First, you need to compile ‘hello.c’ into a shared library.

gcc -o hello.so -shared -fPIC hello.c

Then, you need to tell the system where to find the shared library.

export LD_LIBRARY_PATH=.

Now you can load the library with ctypes:

from ctypes import cdll

hello_lib = cdll.LoadLibrary("hello.so")
hello = hello_lib.hello

So far, so good – now what happens if you run it?

>> print hello("world")
136040696

Whoops! You still need to tell Python/ctypes what kind of return value to expect! In this case, we’re expecting a char pointer:

from ctypes import c_char_p
hello.restype = c_char_p

And now it will work:

>> print hello(“world”) hello, world

Voila!

I should say that ctypes is not intended for this kind of wrapping, because of the whole LD_LIBRARY_PATH setting requirement. That is, it’s really intended for accessing system libraries. But you can still use it for other stuff like this.

SIP

SIP is the tool used to generate Python bindings for Qt (PyQt), a graphics library. However, it can be used to wrap any C or C++ API.
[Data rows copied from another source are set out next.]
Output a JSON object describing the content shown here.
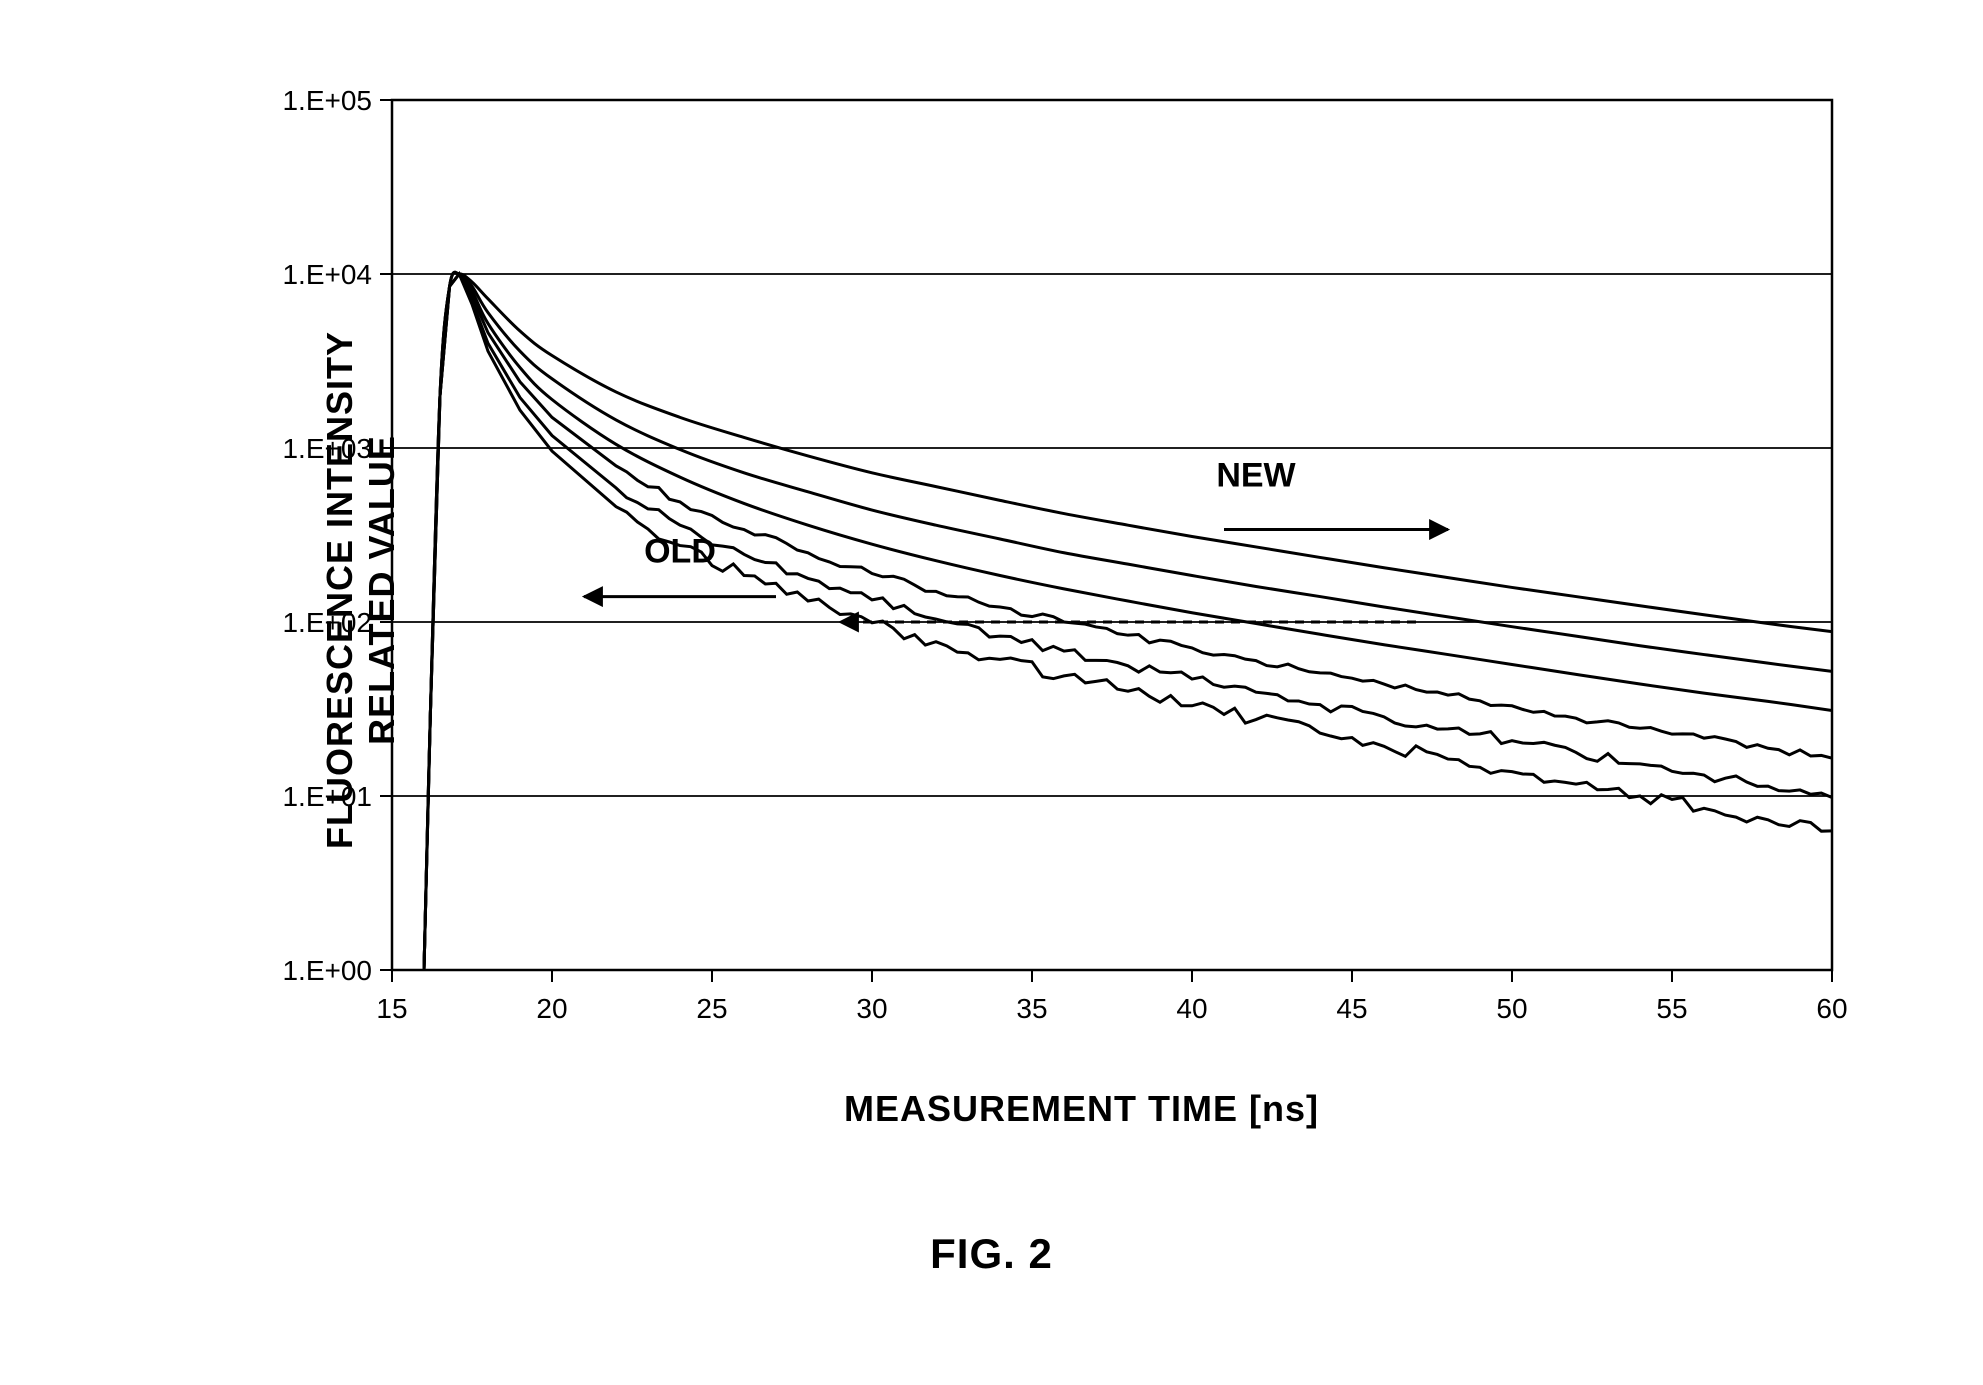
{
  "chart": {
    "type": "line-log",
    "title": "",
    "figure_label": "FIG. 2",
    "xlabel": "MEASUREMENT TIME  [ns]",
    "ylabel": "FLUORESCENCE INTENSITY\nRELATED VALUE",
    "x_range": [
      15,
      60
    ],
    "y_range_log": [
      1,
      100000
    ],
    "x_ticks": [
      15,
      20,
      25,
      30,
      35,
      40,
      45,
      50,
      55,
      60
    ],
    "y_ticks_log": [
      1,
      10,
      100,
      1000,
      10000,
      100000
    ],
    "y_tick_labels": [
      "1.E+00",
      "1.E+01",
      "1.E+02",
      "1.E+03",
      "1.E+04",
      "1.E+05"
    ],
    "background_color": "#ffffff",
    "grid_color": "#000000",
    "axis_color": "#000000",
    "line_color": "#000000",
    "line_width": 3.0,
    "border_width": 2.5,
    "tick_font_size": 28,
    "label_font_size": 36,
    "caption_font_size": 42,
    "annotations": {
      "old": {
        "text": "OLD",
        "x": 24,
        "y_log": 220,
        "arrow_from_x": 27,
        "arrow_to_x": 21,
        "arrow_y_log": 140
      },
      "new": {
        "text": "NEW",
        "x": 42,
        "y_log": 600,
        "arrow_from_x": 41,
        "arrow_to_x": 48,
        "arrow_y_log": 340
      }
    },
    "dashed_arrow": {
      "from_x": 47,
      "from_y_log": 100,
      "to_x": 29,
      "to_y_log": 100
    },
    "series": [
      {
        "name": "curve_new_1",
        "noise": 0.0,
        "points": [
          [
            16.0,
            1
          ],
          [
            16.2,
            30
          ],
          [
            16.5,
            2000
          ],
          [
            16.8,
            8500
          ],
          [
            17.1,
            10000
          ],
          [
            17.5,
            9000
          ],
          [
            18,
            7200
          ],
          [
            19,
            4700
          ],
          [
            20,
            3400
          ],
          [
            22,
            2100
          ],
          [
            24,
            1500
          ],
          [
            26,
            1150
          ],
          [
            28,
            900
          ],
          [
            30,
            720
          ],
          [
            32,
            600
          ],
          [
            34,
            500
          ],
          [
            36,
            420
          ],
          [
            38,
            360
          ],
          [
            40,
            310
          ],
          [
            42,
            270
          ],
          [
            44,
            235
          ],
          [
            46,
            205
          ],
          [
            48,
            180
          ],
          [
            50,
            158
          ],
          [
            52,
            140
          ],
          [
            54,
            124
          ],
          [
            56,
            110
          ],
          [
            58,
            98
          ],
          [
            60,
            88
          ]
        ]
      },
      {
        "name": "curve_new_2",
        "noise": 0.0,
        "points": [
          [
            16.0,
            1
          ],
          [
            16.2,
            30
          ],
          [
            16.5,
            2000
          ],
          [
            16.8,
            8500
          ],
          [
            17.1,
            10000
          ],
          [
            17.5,
            8500
          ],
          [
            18,
            6000
          ],
          [
            19,
            3600
          ],
          [
            20,
            2500
          ],
          [
            22,
            1450
          ],
          [
            24,
            980
          ],
          [
            26,
            720
          ],
          [
            28,
            560
          ],
          [
            30,
            440
          ],
          [
            32,
            360
          ],
          [
            34,
            300
          ],
          [
            36,
            250
          ],
          [
            38,
            215
          ],
          [
            40,
            185
          ],
          [
            42,
            160
          ],
          [
            44,
            140
          ],
          [
            46,
            122
          ],
          [
            48,
            107
          ],
          [
            50,
            94
          ],
          [
            52,
            83
          ],
          [
            54,
            73
          ],
          [
            56,
            65
          ],
          [
            58,
            58
          ],
          [
            60,
            52
          ]
        ]
      },
      {
        "name": "curve_mid",
        "noise": 0.0,
        "points": [
          [
            16.0,
            1
          ],
          [
            16.2,
            30
          ],
          [
            16.5,
            2000
          ],
          [
            16.8,
            8500
          ],
          [
            17.1,
            10000
          ],
          [
            17.5,
            8000
          ],
          [
            18,
            5200
          ],
          [
            19,
            2900
          ],
          [
            20,
            1900
          ],
          [
            22,
            1050
          ],
          [
            24,
            680
          ],
          [
            26,
            480
          ],
          [
            28,
            360
          ],
          [
            30,
            280
          ],
          [
            32,
            225
          ],
          [
            34,
            185
          ],
          [
            36,
            155
          ],
          [
            38,
            132
          ],
          [
            40,
            113
          ],
          [
            42,
            98
          ],
          [
            44,
            85
          ],
          [
            46,
            74
          ],
          [
            48,
            65
          ],
          [
            50,
            57
          ],
          [
            52,
            50
          ],
          [
            54,
            44
          ],
          [
            56,
            39
          ],
          [
            58,
            35
          ],
          [
            60,
            31
          ]
        ]
      },
      {
        "name": "curve_old_1",
        "noise": 0.04,
        "points": [
          [
            16.0,
            1
          ],
          [
            16.2,
            30
          ],
          [
            16.5,
            2000
          ],
          [
            16.8,
            8500
          ],
          [
            17.1,
            10000
          ],
          [
            17.5,
            7500
          ],
          [
            18,
            4600
          ],
          [
            19,
            2400
          ],
          [
            20,
            1500
          ],
          [
            22,
            790
          ],
          [
            24,
            490
          ],
          [
            26,
            340
          ],
          [
            28,
            250
          ],
          [
            30,
            190
          ],
          [
            32,
            150
          ],
          [
            34,
            122
          ],
          [
            36,
            100
          ],
          [
            38,
            84
          ],
          [
            40,
            71
          ],
          [
            42,
            60
          ],
          [
            44,
            51
          ],
          [
            46,
            44
          ],
          [
            48,
            38
          ],
          [
            50,
            33
          ],
          [
            52,
            28
          ],
          [
            54,
            24.5
          ],
          [
            56,
            21.5
          ],
          [
            58,
            18.8
          ],
          [
            60,
            16.5
          ]
        ]
      },
      {
        "name": "curve_old_2",
        "noise": 0.06,
        "points": [
          [
            16.0,
            1
          ],
          [
            16.2,
            30
          ],
          [
            16.5,
            2000
          ],
          [
            16.8,
            8500
          ],
          [
            17.1,
            10000
          ],
          [
            17.5,
            7000
          ],
          [
            18,
            4000
          ],
          [
            19,
            1950
          ],
          [
            20,
            1180
          ],
          [
            22,
            590
          ],
          [
            24,
            360
          ],
          [
            26,
            245
          ],
          [
            28,
            178
          ],
          [
            30,
            134
          ],
          [
            32,
            104
          ],
          [
            34,
            83
          ],
          [
            36,
            68
          ],
          [
            38,
            56
          ],
          [
            40,
            47
          ],
          [
            42,
            39.5
          ],
          [
            44,
            33.5
          ],
          [
            46,
            28.5
          ],
          [
            48,
            24.3
          ],
          [
            50,
            20.8
          ],
          [
            52,
            17.8
          ],
          [
            54,
            15.3
          ],
          [
            56,
            13.2
          ],
          [
            58,
            11.4
          ],
          [
            60,
            9.8
          ]
        ]
      },
      {
        "name": "curve_old_3",
        "noise": 0.08,
        "points": [
          [
            16.0,
            1
          ],
          [
            16.2,
            30
          ],
          [
            16.5,
            2000
          ],
          [
            16.8,
            8500
          ],
          [
            17.1,
            10000
          ],
          [
            17.5,
            6700
          ],
          [
            18,
            3600
          ],
          [
            19,
            1650
          ],
          [
            20,
            960
          ],
          [
            22,
            460
          ],
          [
            24,
            275
          ],
          [
            26,
            185
          ],
          [
            28,
            132
          ],
          [
            30,
            99
          ],
          [
            32,
            77
          ],
          [
            34,
            61
          ],
          [
            36,
            49
          ],
          [
            38,
            40
          ],
          [
            40,
            33
          ],
          [
            42,
            27.5
          ],
          [
            44,
            23
          ],
          [
            46,
            19.3
          ],
          [
            48,
            16.3
          ],
          [
            50,
            13.8
          ],
          [
            52,
            11.7
          ],
          [
            54,
            10
          ],
          [
            56,
            8.5
          ],
          [
            58,
            7.3
          ],
          [
            60,
            6.3
          ]
        ]
      }
    ]
  }
}
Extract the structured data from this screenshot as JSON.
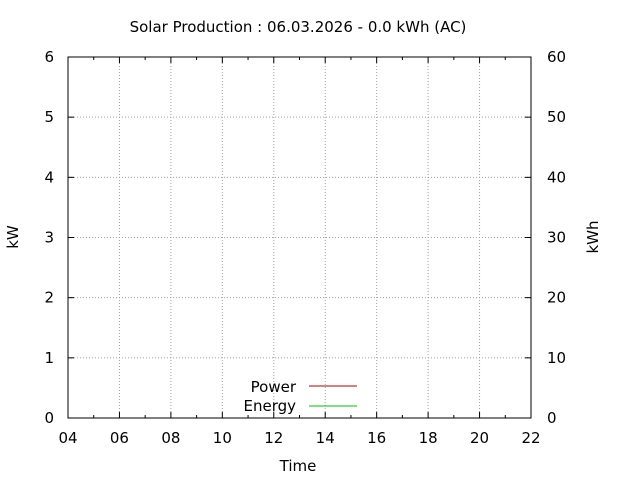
{
  "chart_data": {
    "type": "line",
    "title": "Solar Production : 06.03.2026 - 0.0 kWh (AC)",
    "xlabel": "Time",
    "ylabel": "kW",
    "y2label": "kWh",
    "xlim": [
      4,
      22
    ],
    "ylim": [
      0,
      6
    ],
    "y2lim": [
      0,
      60
    ],
    "x_ticks": [
      "04",
      "06",
      "08",
      "10",
      "12",
      "14",
      "16",
      "18",
      "20",
      "22"
    ],
    "y_ticks": [
      "0",
      "1",
      "2",
      "3",
      "4",
      "5",
      "6"
    ],
    "y2_ticks": [
      "0",
      "10",
      "20",
      "30",
      "40",
      "50",
      "60"
    ],
    "grid": true,
    "legend_position": "bottom-center",
    "series": [
      {
        "name": "Power",
        "axis": "y",
        "color": "#b00000",
        "x": [],
        "values": []
      },
      {
        "name": "Energy",
        "axis": "y2",
        "color": "#00c000",
        "x": [],
        "values": []
      }
    ]
  }
}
As with SWIG, you have to start with a definition file. In this case, it’s pretty easy: just put this in ‘hello.sip’:

%CModule hellomodule 0

char * hello(char *);

Now you need to write a ‘configure’ script:

import os
import sipconfig

# The name of the SIP build file generated by SIP and used by the build
# system.
build_file = "hello.sbf"

# Get the SIP configuration information.
config = sipconfig.Configuration()

# Run SIP to generate the code.
os.system(" ".join([config.sip_bin, "-c", ".", "-b", build_file, "hello.sip"]))

# Create the Makefile.
makefile = sipconfig.SIPModuleMakefile(config, build_file)

# Add the library we are wrapping.  The name doesn't include any platform
# specific prefixes or extensions (e.g. the "lib" prefix on UNIX, or the
# ".dll" extension on Windows).
makefile.extra_libs = ["hello"]
makefile.extra_lib_dirs = ["."]

# Generate the Makefile itself.
makefile.generate()

Now, run ‘configure.py’, and then run ‘make’ on the generated Makefile, and your extension will be compiled.

(At this point I should say that I haven’t really used SIP before, and I feel like it’s much more powerful than this example would show you!)

Boost.Python

If you are an expert C++ programmer and want to wrap a lot of C++ code, I would recommend taking a look at the Boost.Python library, which lets you run C++ code from Python, and Python code from C++, seamlessly. I haven’t used it at all, and it’s too complicated to cover in a short period!

http://www.boost-consulting.com/writing/bpl.html

Recommendations

Based on my little survey above, I would suggest using SWIG to write wrappers for relatively small libraries, while SIP probably provides a more manageable infrastructure for wrapping large libraries (which I know I did not demonstrate!)

Pyrex is astonishingly easy to use, and it may be a good option if you have a small library to wrap. My guess is that you would spend a lot of time converting types back and forth from C/C++ to Python, but I could be wrong.

ctypes is excellent if you have a bunch of functions to run and you don’t care about extracting complex data types from them: you just want to pass around the encapsulated data types between the functions in order to accomplish a goal.

One or two more notes on wrapping

As I said at the beginning, I tend to write procedural interfaces to my C++ code and then use Python to wrap them in an object-oriented interface. This lets me adjust the OO structure of my code more flexibly; on the flip side, I only use the code from Python, so I really don’t care what the C++ code looks like as long as it runs fast ;). So, you might find it worthwhile to invest in figuring out how to wrap things in a more object-oriented manner.

Secondly, one of the biggest benefits I find from wrapping my C code in Python is that all of a sudden I can test it pretty easily. Testing is something you do not want to do in C, because you have to declare all the variables and stuff that you use, and that just gets in the way of writing simple tests. I find that once I’ve wrapped something in Python, it becomes much more testable.